Aku mengamati keadaan sekitar. Mama tengah sibuk memotong ayam menjadi berkubu, menjadikannya satu sekutu, lalu memisahkan antara daging dan tulang. Sedangkan Om Anjas tampak lahap menyantap sosis yang dipotong menjadi dua, dan Mahesa, dia sesekali memastikan layar ponselnya, apakah ada pesan baru atau tidak. Semua sibuk dengan kegiatannya. Sama halnya denganku, aku mulai lahap mengunyah kangkung buatan Mama.

"FK," jawabku lantas meneliti raut wajah mereka yang tampak tak percaya dengan pernyataanku. "Iya, aku pilih kedokteran umum. Kenapa semuanya kaget, hm?" tanyaku sarkasme. Kenapa mereka menaruh tatapan seolah meremehkan ucapanku? Memang benar, aku adalah anak unik yang tak punya mimpi—yang kebetulan tumbuh dalam keluarga penuh visi dan misi.

Aku tertawa miris. "Kenapa semuanya ngelihatin aku gini, sih?" Tatapan mereka seolah heran dan tak percaya dengan keinginanku yang satu ini. Aku memang tidak segencar Mahesa menyampaikan cita-cita, atau bahkan aku tidak sama seperti anak-anak pada umumnya, dari kecil cita-citaku hanya mengikuti hidup tanpa memiliki keinginan tinggi tentang cita-cita. Dan menjadi dokter adalah keinginan tipis yang aku perjuangkan ala kadarnya saja.

"Mama keberatan soal biaya?" tanyaku lalu melirik ke arah Mahesa. Aku tahu keinginanku ini terlalu dadakan, mendaftarkan Mahesa saja sudah cukup menguras tabungan Mama dan Om Anjas, apalagi biaya pendidikanku yang berada satu tingkat di bawah Mahesa.

Mama menggeleng ragu. "Enggak ... Mama cuman kaget, pilihan kamu sudah mantap?" tanyanya. Aku menjawab dengan anggukan dan memilih mengunyah makanan tanpa jeda.

"Kalau sudah ada pembicaraan seperti ini, Papa bisa mengusahakan kalian berdua masuk kampus yang sama. Kalau sudah mantap, itu artinya kalian harus berusaha keras untuk mencapainya."

Aku menghirup napas panjang, lantas mengembuskannya secara kasar.

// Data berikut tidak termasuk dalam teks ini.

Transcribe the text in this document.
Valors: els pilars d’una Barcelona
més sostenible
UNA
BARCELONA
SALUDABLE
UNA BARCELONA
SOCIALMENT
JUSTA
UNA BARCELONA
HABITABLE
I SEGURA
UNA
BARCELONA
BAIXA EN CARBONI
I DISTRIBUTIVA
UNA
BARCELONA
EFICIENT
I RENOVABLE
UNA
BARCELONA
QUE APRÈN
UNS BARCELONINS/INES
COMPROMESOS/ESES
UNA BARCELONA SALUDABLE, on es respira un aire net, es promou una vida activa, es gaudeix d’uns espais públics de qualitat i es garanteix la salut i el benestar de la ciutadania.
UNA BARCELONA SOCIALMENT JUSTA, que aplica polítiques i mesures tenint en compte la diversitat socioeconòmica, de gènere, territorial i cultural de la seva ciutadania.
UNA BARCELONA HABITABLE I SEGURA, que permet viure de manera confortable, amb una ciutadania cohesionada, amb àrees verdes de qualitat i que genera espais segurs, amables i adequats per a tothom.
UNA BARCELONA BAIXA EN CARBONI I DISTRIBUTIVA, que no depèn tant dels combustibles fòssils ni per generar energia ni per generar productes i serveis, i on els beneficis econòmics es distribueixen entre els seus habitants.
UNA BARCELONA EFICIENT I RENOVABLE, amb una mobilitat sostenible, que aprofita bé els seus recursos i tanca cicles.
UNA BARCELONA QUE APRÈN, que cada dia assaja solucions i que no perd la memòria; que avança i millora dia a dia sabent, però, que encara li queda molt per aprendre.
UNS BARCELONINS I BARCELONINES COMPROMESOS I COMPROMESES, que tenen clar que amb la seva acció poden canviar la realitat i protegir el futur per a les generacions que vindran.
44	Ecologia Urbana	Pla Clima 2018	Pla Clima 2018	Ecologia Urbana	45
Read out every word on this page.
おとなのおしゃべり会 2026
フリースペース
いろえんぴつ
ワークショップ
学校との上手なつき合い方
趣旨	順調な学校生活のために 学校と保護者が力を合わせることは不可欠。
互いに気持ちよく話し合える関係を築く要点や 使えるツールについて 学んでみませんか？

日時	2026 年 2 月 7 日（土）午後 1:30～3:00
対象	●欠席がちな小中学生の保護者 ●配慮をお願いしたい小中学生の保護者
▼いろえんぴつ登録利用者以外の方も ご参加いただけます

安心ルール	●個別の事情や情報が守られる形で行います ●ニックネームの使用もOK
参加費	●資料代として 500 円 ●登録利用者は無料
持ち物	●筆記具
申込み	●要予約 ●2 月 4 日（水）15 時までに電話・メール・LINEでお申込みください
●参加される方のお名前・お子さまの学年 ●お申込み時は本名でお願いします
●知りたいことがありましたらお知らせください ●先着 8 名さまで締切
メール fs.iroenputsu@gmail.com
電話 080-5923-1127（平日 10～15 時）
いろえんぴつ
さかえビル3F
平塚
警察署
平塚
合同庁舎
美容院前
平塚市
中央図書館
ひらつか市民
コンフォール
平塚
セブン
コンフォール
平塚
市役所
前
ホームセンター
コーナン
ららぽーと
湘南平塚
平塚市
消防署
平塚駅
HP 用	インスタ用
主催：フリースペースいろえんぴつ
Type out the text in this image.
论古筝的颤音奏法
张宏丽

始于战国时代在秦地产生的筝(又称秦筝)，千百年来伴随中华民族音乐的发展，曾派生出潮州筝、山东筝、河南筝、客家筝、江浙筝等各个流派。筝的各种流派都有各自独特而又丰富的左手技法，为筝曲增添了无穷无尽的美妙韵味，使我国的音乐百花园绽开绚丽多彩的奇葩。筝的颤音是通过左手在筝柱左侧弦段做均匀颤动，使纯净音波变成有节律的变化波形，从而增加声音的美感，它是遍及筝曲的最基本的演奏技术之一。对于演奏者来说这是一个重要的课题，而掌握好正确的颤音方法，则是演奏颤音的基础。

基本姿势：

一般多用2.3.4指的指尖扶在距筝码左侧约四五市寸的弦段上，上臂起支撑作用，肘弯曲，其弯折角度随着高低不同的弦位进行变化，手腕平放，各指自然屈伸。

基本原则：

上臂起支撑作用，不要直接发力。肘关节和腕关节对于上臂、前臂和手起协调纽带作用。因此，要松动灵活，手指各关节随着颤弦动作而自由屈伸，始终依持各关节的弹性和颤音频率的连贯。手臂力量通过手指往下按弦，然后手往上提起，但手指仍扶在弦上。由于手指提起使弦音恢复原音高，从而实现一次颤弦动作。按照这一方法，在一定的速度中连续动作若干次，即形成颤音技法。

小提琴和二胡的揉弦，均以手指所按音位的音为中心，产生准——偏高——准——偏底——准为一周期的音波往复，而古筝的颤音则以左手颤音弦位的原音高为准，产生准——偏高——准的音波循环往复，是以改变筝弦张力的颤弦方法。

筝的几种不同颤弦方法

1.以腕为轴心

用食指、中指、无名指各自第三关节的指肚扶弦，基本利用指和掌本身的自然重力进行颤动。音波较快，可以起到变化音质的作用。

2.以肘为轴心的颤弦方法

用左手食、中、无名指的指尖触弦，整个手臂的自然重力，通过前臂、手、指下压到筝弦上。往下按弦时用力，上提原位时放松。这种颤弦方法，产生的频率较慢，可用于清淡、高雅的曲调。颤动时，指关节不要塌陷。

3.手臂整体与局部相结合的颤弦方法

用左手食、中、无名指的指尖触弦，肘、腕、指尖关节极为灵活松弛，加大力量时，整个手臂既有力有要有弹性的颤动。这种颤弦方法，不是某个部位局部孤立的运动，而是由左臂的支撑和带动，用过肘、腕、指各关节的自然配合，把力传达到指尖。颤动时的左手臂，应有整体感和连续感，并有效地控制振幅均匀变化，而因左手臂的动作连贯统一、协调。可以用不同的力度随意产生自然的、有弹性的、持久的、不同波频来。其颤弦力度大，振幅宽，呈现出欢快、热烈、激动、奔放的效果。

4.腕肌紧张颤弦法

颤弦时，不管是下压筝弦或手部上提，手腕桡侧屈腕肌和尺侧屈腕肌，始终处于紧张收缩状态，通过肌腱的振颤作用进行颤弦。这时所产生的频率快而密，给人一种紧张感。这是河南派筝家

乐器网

Pria yang berharap ingin dipanggil Papa oleh anak sambungnya ini terdengar sama saja seperti hari lalu. Aku akan berusaha dengan caraku, dan kedudukannya sebagai perwira bukan berarti aku santai dan manja, aku akan membuktikan pada Mama dan Om Anjas bahwa aku bisa lolos dengan nilai terbaik. Hanya saja, untuk sekarang, aku tidak mau membalas ucapannya, biarkan dia tahu sendiri daripada berdebat lagi di ruang makan. Ubah mindset-mu Alka, jadikan meja makan sebagai tempat paling hangat untuk bertukar cerita, jangan lagi hadirkan emosi untuk dua orang yang kini menggantungkan harapan denganmu.

Akhirnya aku tersenyum, dan membuka layar ponsel. Damar mengirim WhatsApp.

Damario A. Biantara: 4 hari kamu diem, enggak kangen? (18.25)

Senyumku semakin merekah. Sepertinya aku harus menyudahi makan malam dan kembali belajar.